All examples automatically undergo validation testing without any additional setup:
- Notebook Structure Validation
- Notebook Content Validation
- Notebook Syntax Validation
- PyProject.toml Validation
For complex examples with multiple steps or critical workflows, add smoke tests in tests/examples/your-example-name/:
Example Structure:
tests/examples/your-example-name/
├── __init__.py
├── conftest.py # Fixtures for your example
├── test_smoke.py # Structure and consistency tests
├── test_utils.py # Utility function tests (if applicable)
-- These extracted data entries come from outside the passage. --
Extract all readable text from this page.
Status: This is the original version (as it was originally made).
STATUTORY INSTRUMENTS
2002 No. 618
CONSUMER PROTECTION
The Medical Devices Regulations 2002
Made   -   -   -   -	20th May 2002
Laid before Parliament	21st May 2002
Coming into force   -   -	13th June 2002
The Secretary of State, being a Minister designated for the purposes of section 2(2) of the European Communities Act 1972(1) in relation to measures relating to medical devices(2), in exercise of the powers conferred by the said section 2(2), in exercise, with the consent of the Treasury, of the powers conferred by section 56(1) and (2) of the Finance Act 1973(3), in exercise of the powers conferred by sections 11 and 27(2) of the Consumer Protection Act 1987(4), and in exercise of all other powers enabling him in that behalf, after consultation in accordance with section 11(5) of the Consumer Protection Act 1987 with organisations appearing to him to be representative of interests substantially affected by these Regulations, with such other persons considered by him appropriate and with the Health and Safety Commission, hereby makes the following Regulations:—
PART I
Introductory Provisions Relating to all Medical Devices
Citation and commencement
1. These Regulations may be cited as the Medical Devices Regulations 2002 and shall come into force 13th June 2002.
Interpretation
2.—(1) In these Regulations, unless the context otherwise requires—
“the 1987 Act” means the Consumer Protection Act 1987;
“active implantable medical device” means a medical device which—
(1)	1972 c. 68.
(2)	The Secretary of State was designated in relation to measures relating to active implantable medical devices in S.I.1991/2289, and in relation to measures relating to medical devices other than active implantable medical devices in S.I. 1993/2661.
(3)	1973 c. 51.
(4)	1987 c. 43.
└── mocks/ # Mock heavy dependencies
└── __init__.py
Reference Implementation:
See tests/examples/knowledge_tuning/ for a complete example of smoke tests including:
- File structure validation
- Notebook import verification
- Documentation completeness checks
- Utility function testing with mocked transformers/torch
- Configuration consistency validation
Verify your example passes all tests:
# Run all validation tests
pytest tests/validation/ -v
# Run validation tests for specific notebooks
pytest tests/validation/ -v -k "your_notebook_name"
# Verify PyProject.toml
pytest tests/validation/test_pyproject_toml.py -v
# Run your smoke tests (if added)
pytest tests/examples/your-example-name/ -v
# Run all tests together
pytest -v